While the statement is mostly true the FCC requires certification to Part 15 for just
about anything you build - even if it is made up of compliant parts. Even if this radio
bore a Part 15 certification you could not build a device using it and inherit an FCC
certification.

RJR / about 4 years ago / 3

Will there be a real breakout this time? The one below is for the RFM22 which has more
pins. Also, I assume the arduino thield for the 22 cant be used for the 12, or is the SPI
and power pinout he same?

o Member #541429 / about 4 years ago / 2


A couple of breakout board options were posted to the old product comments. Given
this new product is just a mechnical change (or something) pressumably the old
breakout boards should work just fine. The details were:
RFM12B Breakout Board PCB - solder
yourself: http://modtronicsaustralia.com/shop/rfm12b-breakout-board-bare-pcb-rf-
wireless-module/
RFM12B Breakout Board with soldered
module: http://modtronicsaustralia.com/shop/rfm12b-breakout-board-wireless-module/

Member #235042 / about 4 years ago / 1

My wife purchased me a few of the older module RFM12Bs SFE was selling and
they are great! Im going to need some more soon and was a bit worried they had
gone EOL - Im hoping with this new model it means that isnt a problem.
Id googled breakout boards for these modules and had come up with ones listed
above as well. Ive got a couple and they seem to work really well for me.

Member #521601 / about 3 years ago / 1

They dont have plan to discontinue this module. Pls dont worry.

opensourcerer / about 4 years ago / 2

Wait a second why does it say radio? i though it was supposed to be a food. Can
anyone explain?

Member #66993 / about 4 years ago / 2

Whats the operating range of these things?

o keyserkid131 / about 4 years ago / 1

Its all in the antenna. Google DIY ground plane antenna. Ive built a few of them and
although they have no gain, the go miles farther than a whip.

o RJR / about 4 years ago / 1

Quite a bit actually. There are quite a few products using the Hope RF modules.
Jeelabs, strobotics, openenergymonitor, lowpowerlab. etc.
Some details on range here: http://talk.jeelabs.net/topic/180
Google RFM12B range (I think the unit above is similar, cant be sure as the
datasheet links to the old module) for more info.

o Scott17 / about 4 years ago / 1

Dont expect much with a wire-whip antenna.
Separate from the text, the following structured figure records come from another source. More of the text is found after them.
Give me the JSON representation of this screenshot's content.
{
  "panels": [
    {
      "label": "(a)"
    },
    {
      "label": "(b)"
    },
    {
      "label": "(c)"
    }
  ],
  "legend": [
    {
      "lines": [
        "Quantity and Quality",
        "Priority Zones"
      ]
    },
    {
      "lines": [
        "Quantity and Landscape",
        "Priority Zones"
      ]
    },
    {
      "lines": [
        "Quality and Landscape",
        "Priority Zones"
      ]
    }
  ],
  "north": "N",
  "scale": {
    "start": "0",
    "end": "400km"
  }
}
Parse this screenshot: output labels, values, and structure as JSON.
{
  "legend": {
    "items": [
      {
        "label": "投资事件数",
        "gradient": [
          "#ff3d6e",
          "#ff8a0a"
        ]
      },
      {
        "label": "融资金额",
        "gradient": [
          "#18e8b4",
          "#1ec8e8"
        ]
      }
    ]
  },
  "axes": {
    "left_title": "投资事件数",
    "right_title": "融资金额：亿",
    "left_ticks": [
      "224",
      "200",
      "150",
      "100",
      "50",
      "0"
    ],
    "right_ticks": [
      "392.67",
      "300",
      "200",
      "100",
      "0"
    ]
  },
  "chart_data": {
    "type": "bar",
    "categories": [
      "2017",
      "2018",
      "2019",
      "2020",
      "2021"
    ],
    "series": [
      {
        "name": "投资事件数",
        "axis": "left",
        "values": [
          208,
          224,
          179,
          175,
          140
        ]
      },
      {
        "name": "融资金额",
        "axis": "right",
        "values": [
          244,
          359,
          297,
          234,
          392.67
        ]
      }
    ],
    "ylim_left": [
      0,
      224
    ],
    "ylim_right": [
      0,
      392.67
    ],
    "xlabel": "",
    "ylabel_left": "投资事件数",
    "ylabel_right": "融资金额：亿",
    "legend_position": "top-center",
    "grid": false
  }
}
The datasheet references application
note IA ISM-AN1 which seems to be relabeled by different manufacturers. There is
comparison of different antenna types in table form for each of the bands. Google it.
Unless someone else has already done some experimenting, theres no short answer,
Im afraid. (as far as I know)

Member #579836 / about 3 years ago / 1


Hi!, Anyone know whats the address of the control registers ?

o Member #579836 / about 3 years ago / 1

Nevermind.

shodan45 / about 4 years ago / 1

So this is the new version of the RFM12B, https://www.sparkfun.com/products/9582 ? It


looks like the chip-on-board blob was changed to an SMD IC, but are there any other
changes? Is it 100% compatible with the old RFM12B?

o Member #521601 / about 3 years ago / 1

Yes, all the functions are the same as the old module. The only difference is IC
package. The old one is with RF12B die and the new one is with packaged IC.